Tuesday, February 28, 2017

Alan Turing: this time, the book, which is excellent

I wanted to write a letter to my friends about the movie The Imitation Game and the book that, the poster says, "inspired it". I did.
If my writing has any value at all, it is in clarifying my thoughts for myself and potentially for others.
But what exactly do I want to say about Alan Turing and the film about him? Simply that he was a genius who contributed immensely to his country then killed himself, assumedly at least in part due to his mistreatment (because of his homosexuality) by the country whose defense he made such a contribution to.
I enjoyed the film, but as soon as it was over I began to have second thoughts about its veracity and quality. Having reflected on it for a few days, I simply cannot comprehend how it won any awards.

The book Alan Turing: The Enigma, or even the Foreword by Douglas Hofstadter or the Preface by the author (Andrew Hodges) 30 years after his biography of Alan Turing was published, is far more interesting than the movie, whose sole merits are that it takes only two hours to watch and it will promote sales of the excellent book.
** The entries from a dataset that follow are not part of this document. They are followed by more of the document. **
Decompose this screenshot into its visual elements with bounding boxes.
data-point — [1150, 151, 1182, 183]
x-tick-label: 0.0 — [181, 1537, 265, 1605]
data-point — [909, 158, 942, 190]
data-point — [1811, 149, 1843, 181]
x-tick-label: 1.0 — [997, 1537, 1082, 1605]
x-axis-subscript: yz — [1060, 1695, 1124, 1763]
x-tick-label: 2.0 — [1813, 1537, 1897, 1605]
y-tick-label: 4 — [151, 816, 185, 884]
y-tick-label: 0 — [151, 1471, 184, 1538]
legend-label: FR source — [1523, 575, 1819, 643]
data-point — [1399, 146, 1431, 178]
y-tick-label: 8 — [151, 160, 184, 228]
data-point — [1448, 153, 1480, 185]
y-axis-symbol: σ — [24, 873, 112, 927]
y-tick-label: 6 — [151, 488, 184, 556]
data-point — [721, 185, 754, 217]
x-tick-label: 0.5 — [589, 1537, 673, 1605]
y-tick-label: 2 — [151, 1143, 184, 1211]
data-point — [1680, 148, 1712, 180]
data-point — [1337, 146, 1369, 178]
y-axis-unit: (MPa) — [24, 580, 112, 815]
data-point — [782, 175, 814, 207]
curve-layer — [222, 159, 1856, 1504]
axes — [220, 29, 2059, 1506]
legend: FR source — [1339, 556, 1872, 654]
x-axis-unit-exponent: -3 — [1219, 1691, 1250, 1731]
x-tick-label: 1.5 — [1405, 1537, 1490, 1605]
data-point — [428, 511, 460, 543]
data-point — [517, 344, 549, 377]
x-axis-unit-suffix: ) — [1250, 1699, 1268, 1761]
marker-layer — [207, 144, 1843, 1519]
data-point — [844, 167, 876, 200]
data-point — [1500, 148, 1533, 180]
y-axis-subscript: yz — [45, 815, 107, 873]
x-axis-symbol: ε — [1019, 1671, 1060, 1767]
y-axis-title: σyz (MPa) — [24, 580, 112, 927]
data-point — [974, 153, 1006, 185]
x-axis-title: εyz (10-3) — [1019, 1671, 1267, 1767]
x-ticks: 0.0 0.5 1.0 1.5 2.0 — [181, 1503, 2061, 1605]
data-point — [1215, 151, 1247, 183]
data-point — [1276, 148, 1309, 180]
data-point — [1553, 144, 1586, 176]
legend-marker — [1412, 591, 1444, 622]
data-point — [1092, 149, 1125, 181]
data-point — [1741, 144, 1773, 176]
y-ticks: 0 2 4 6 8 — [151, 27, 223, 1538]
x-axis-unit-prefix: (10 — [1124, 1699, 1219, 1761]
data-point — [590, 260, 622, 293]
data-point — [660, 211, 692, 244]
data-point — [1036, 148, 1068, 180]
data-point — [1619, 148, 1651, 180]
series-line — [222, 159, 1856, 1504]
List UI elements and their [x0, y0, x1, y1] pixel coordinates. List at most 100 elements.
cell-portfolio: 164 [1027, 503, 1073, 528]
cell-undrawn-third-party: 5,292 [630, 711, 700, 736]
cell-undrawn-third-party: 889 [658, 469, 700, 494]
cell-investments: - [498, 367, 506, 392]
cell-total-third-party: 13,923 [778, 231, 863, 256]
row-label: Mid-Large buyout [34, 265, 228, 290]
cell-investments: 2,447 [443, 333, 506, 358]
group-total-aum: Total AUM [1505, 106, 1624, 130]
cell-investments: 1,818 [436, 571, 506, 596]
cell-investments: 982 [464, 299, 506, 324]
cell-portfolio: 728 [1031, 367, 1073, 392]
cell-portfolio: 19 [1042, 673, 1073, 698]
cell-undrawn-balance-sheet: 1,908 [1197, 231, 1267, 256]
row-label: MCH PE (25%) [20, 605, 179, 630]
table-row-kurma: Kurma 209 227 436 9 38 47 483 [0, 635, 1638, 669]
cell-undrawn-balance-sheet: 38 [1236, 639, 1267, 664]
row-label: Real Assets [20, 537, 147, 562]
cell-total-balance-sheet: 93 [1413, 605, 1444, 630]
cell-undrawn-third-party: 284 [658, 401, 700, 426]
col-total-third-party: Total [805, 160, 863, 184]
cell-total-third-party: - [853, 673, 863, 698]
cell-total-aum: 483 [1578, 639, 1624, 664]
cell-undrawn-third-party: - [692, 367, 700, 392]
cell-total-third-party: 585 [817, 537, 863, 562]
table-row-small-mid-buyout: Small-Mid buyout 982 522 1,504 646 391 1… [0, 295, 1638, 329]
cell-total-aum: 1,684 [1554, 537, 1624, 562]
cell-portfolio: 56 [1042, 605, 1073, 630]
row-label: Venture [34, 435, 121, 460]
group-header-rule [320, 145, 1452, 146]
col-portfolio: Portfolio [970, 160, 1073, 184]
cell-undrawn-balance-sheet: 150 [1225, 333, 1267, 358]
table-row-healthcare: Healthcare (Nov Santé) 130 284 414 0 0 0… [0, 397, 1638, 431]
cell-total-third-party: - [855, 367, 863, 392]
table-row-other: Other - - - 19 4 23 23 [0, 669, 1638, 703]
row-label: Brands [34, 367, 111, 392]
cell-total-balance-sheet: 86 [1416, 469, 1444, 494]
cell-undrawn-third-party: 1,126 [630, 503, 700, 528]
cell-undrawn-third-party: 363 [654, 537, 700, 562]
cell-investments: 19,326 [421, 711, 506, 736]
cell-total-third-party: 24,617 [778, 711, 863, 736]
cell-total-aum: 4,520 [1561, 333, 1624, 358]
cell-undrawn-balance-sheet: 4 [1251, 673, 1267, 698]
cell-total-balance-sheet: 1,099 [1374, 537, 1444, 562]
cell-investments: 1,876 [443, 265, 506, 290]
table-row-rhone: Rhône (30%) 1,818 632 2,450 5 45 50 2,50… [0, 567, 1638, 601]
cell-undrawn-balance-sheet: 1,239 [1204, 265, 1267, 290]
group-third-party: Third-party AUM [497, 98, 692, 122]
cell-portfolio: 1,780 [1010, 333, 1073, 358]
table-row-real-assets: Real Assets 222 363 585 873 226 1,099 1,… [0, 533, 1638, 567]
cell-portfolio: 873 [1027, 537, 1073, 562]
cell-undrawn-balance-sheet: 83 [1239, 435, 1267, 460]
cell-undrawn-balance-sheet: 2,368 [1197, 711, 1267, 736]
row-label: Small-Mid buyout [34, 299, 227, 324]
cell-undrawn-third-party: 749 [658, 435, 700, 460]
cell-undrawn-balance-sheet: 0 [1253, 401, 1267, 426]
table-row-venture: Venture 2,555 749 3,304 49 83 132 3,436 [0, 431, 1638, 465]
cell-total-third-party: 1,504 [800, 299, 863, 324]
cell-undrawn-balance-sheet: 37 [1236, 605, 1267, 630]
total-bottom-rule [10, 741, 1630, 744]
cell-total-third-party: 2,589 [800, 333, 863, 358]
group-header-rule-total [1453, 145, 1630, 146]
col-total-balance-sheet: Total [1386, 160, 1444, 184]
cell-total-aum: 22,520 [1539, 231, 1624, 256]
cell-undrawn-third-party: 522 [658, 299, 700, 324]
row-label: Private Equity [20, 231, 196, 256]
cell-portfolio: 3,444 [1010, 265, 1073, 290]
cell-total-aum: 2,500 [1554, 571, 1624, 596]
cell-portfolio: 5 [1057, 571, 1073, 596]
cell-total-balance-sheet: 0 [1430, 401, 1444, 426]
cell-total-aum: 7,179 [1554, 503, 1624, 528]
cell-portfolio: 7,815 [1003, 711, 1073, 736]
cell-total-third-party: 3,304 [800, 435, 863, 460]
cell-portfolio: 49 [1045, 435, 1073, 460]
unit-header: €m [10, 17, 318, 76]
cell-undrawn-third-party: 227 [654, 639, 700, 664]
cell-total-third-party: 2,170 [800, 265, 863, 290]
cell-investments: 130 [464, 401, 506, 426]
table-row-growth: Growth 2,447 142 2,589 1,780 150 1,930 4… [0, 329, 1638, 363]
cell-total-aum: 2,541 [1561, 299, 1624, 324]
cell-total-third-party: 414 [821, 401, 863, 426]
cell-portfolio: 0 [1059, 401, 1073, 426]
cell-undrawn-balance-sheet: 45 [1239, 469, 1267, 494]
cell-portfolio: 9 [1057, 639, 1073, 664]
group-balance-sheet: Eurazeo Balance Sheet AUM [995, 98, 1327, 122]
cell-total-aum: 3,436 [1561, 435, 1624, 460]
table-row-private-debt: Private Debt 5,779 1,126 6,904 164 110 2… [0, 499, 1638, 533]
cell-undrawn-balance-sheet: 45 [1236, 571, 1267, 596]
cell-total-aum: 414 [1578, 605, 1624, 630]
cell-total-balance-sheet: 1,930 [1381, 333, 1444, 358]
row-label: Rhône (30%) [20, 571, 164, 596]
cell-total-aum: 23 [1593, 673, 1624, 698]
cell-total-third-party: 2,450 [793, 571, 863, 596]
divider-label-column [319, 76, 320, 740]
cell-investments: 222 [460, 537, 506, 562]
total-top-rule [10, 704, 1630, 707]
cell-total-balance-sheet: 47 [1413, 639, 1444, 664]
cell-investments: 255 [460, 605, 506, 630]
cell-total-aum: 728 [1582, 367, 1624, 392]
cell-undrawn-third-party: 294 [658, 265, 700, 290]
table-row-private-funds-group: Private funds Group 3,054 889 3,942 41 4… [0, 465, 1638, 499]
The e-book of Hodges's magnum opus can be had for a little over $5 and the sample including the Foreword and Preface and much of the first chapter can be obtained for free. Read them and you already have your money's worth -- and know more about Alan Turing than the movie will teach you.
A major merit of the book is his portrayal of Turing as a human being rather than a superman. It corrected my misunderstanding of his achievements as inexplicable. No, what was wonderfully unique about him was not so much his foresight or vision or discoveries as his complexity: some things he understood and explained before others had, but mainly he was exceptional because he could do what others had done without knowing about them, without using their methods, sometimes less elegantly (especially in his written explanations) but often more simply, more "elegantly" in the mathematical sense. He was never "best in the class" but in retrospect his legacy excelled, and others' stand in the shadows. It's fun to cheer for the underdog.
I've still read little about his productive wartime period, but the Foreword and post-publication Preface give very inspiring overviews and summaries of his career and contributions to mathematics and cryptography.